I don't believe there has been any confusion over the watershed
between zero and the smallest representable float.

Dave, if you can confirm that I have correctly interpreted your
notes, I'd be grateful.  Ditto if anyone can shed light on questions
(a), (b), (c) above.
]]

     Regarding question (a), I'm not sure if there is a sensible answer to 
that.  To have a next larger finite float value, you'd have to have either 
more bits in the mantissa or more bits in the exponent - which you choose 
determines what would be the next larger float value.

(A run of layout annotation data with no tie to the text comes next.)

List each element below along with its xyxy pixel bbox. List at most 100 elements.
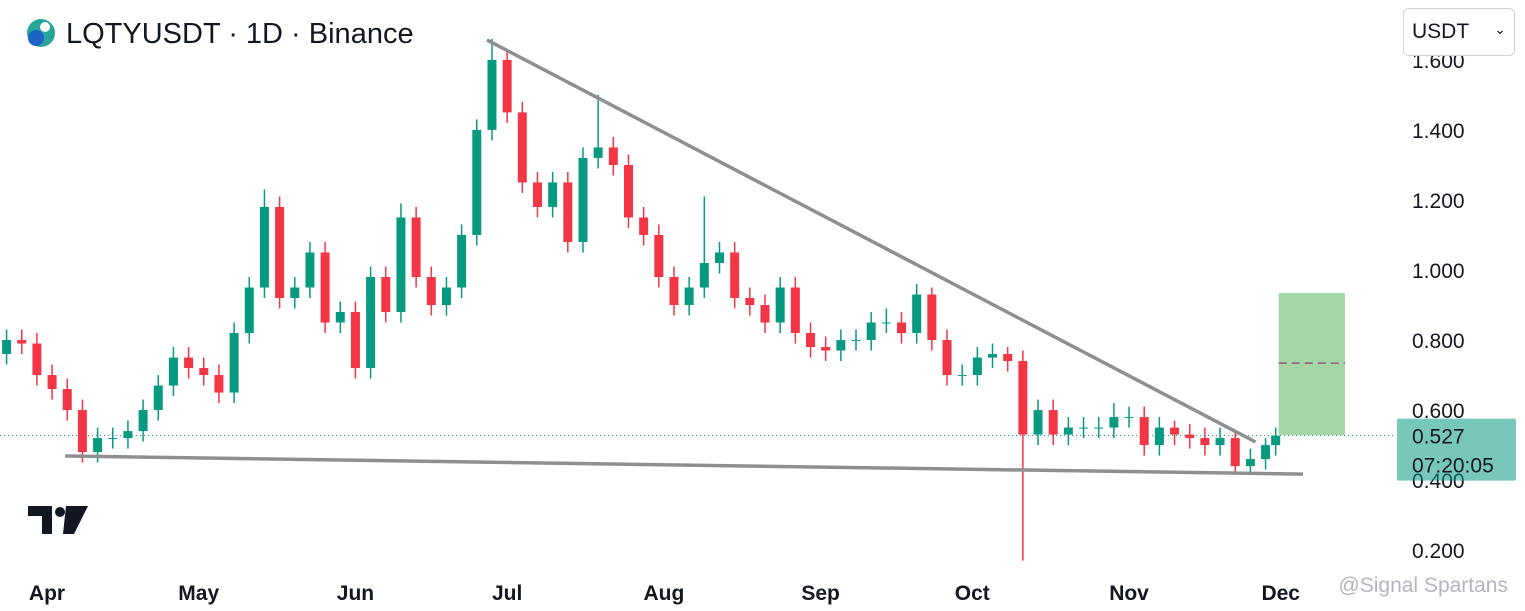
candle-body (168, 357, 178, 386)
candle-body (275, 206, 285, 299)
candle-body (1079, 427, 1089, 429)
price-badge (1397, 418, 1516, 481)
candle-body (487, 59, 497, 130)
candle-body (77, 410, 87, 453)
candle-body (1215, 438, 1225, 446)
candle-body (366, 276, 376, 369)
candle-body (1271, 435, 1281, 446)
candle-body (972, 357, 982, 376)
candle-body (350, 312, 360, 369)
candle-body (2, 340, 12, 355)
candle-body (396, 217, 406, 313)
candle-body (988, 354, 998, 358)
y-tick-label: 0.200 (1412, 540, 1465, 563)
candle-body (1048, 410, 1058, 435)
y-tick-label: 0.600 (1412, 400, 1465, 423)
candle-body (760, 305, 770, 323)
candle-body (593, 147, 603, 158)
candle-body (138, 410, 148, 432)
candle-body (108, 438, 118, 440)
x-tick-label: Nov (1109, 582, 1149, 605)
candle-body (714, 252, 724, 263)
trendline (486, 38, 1257, 444)
candle-body (669, 276, 679, 306)
candle-body (730, 252, 740, 299)
caret: ⌄ (1494, 21, 1506, 37)
candle-body (17, 340, 27, 344)
candle-body (775, 287, 785, 323)
candle-body (123, 431, 133, 439)
countdown: 07:20:05 (1412, 455, 1494, 478)
price-label: 0.527 (1412, 426, 1465, 449)
candle-body (517, 112, 527, 183)
candle-body (1033, 410, 1043, 435)
logo-part (28, 506, 52, 534)
candle-body (1245, 459, 1255, 467)
candle-body (897, 322, 907, 334)
candle-body (608, 147, 618, 165)
candle-body (623, 164, 633, 218)
candle-body (927, 294, 937, 341)
candle-body (441, 287, 451, 306)
candle-body (502, 59, 512, 113)
candle-body (1139, 417, 1149, 446)
candle-body (214, 375, 224, 393)
candle-body (305, 252, 315, 288)
logo-icon (27, 19, 55, 47)
x-tick-label: Jul (492, 582, 522, 605)
candle-body (1185, 434, 1195, 439)
candle-body (957, 375, 967, 377)
candle-body (1170, 427, 1180, 435)
candle-body (881, 322, 891, 324)
candle-body (1261, 445, 1271, 460)
target-zone (1278, 293, 1345, 435)
tv-logo (28, 506, 88, 534)
x-tick-label: Aug (643, 582, 684, 605)
candle-body (790, 287, 800, 334)
candle-body (472, 129, 482, 235)
icon (40, 22, 50, 32)
candle-body (578, 157, 588, 242)
candle-body (851, 340, 861, 342)
candle-body (93, 438, 103, 453)
trendline (65, 454, 1304, 476)
candle-body (1124, 417, 1134, 419)
candle-body (62, 389, 72, 411)
candle-body (1200, 438, 1210, 446)
candle-body (229, 333, 239, 393)
candle-body (290, 287, 300, 299)
y-tick-label: 0.800 (1412, 330, 1465, 353)
x-tick-label: Oct (955, 582, 990, 605)
currency-label: USDT (1412, 20, 1470, 43)
candle-body (532, 182, 542, 207)
candle-body (821, 347, 831, 351)
candle-body (563, 182, 573, 242)
logo-part (55, 507, 65, 517)
candle-body (1154, 427, 1164, 446)
candle-body (411, 217, 421, 277)
candle-body (426, 276, 436, 306)
icon (28, 30, 44, 46)
candle-body (684, 287, 694, 306)
chart-title: LQTYUSDT · 1D · Binance (66, 18, 414, 50)
candle-body (47, 375, 57, 390)
x-tick-label: Sep (801, 582, 840, 605)
currency-select[interactable]: USDT ⌄ (1403, 8, 1515, 56)
x-tick-label: Dec (1261, 582, 1300, 605)
candle-body (184, 357, 194, 369)
y-tick-label: 1.400 (1412, 120, 1465, 143)
candle-body (244, 287, 254, 334)
candle-body (259, 206, 269, 288)
candle-body (1063, 427, 1073, 435)
logo-part (63, 506, 88, 534)
candle-body (1003, 354, 1013, 362)
watermark: @Signal Spartans (1338, 574, 1508, 597)
x-tick-label: Jun (337, 582, 374, 605)
y-tick-label: 1.200 (1412, 190, 1465, 213)
plot: 0.2000.4000.6000.8001.0001.2001.4001.600… (0, 38, 1516, 605)
candle-body (912, 294, 922, 334)
candle-body (639, 217, 649, 235)
candle-body (199, 368, 209, 376)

     By "the watershed point", I assume you're asking at what point do 
values in the lexical space map to infinity rather than mapping to the 
largest finite float value.  I'm not sure whether there was any discussion 
of this after May, 2001 - or perhaps you're picking up the thread - but at 
that point the question was unresolved.  Section 3.2.4 of the Datatypes 
recommendation [1] states (in part) the following.

[[
A literal in the ·lexical space· representing a decimal number d maps to the normalized value in the ·value space· of float that is closest to d in the sense defined by [Clinger, WD (1990)]; if d is exactly halfway between two such values then the even value is chosen. 

]]

     A literal reading of that text would have any lexical value 
representing a decimal number greater than M map to M, because that's the 
closest normalized value in the value space.  So, for instance, 
1.0E+100000 would map to M.  I believe that behaviour would be contrary to 
the expectations of most users.

     Clinger [2] leaves the behaviour for overflow up to "the policies 
that have been established for handling overflow and underflow within the 
particular floating point number system in question."  I think the most 
reasonable behaviour would be that literals that represent decimal numbers 
in the range [M,M+2^103) would map to the value M, and that literals that 
represent decimal numbers greater than or equal to M+2^103 would map to 
positive infinity.


    I just noticed another problem with the specification of how lexical 
values map to float values in the value space.  The text cited above 
assumes that, of two consecutive normalized values in the value space, one 
will be even and the other will be odd.  Consider the following decimal 
values:  16777216, 16777217 and 16777218.  The first is 2^24, the second is 2^24+1, 
the third is 2^24+2.  However, only 2^24 (m=2^23, e=1) and 2^24+2 
(m=2^23+1, e=1) are values in the value space of float.  The value 
16777217 is exactly halfway between the other two values, but both those 
values are even.  To which value in the value space does 16777217 map? 
Indeed, all finite values in the value space that are greater than 2^24 
are even!

    Here are some other consecutive values to consider:  4194303.75, 4194303.5, 4194303.25, 4194303.  Which of each consecutive 
pair could be considered to be even?

    It could be that it was intended that such a decimal value map to the 
float value whose value of "m" is even (in the formula m*2^e).  If that's 
the case, the definition of m and e will need to be made more precise, 
because many values can be expressed in more than one way:  for example, 
the value 4 could be expressed as having m=4 and e=0 (4x2^2), or m=4 and 
e=1 (2x2^1).

Thanks,

Henry
[1] http://www.w3.org/TR/2001/REC-xmlschema-2-20010502/#float
[2] ftp://ftp.ccs.neu.edu/pub/people/will/howtoread.ps
------------------------------------------------------------------
Henry Zongaro      XML Parsers development
IBM SWS Toronto Lab   Tie Line 969-6044;  Phone (905) 413-6044
mailto:zongaro@ca.ibm.com
Received on Wednesday, 23 January 2002 16:58:48 UTC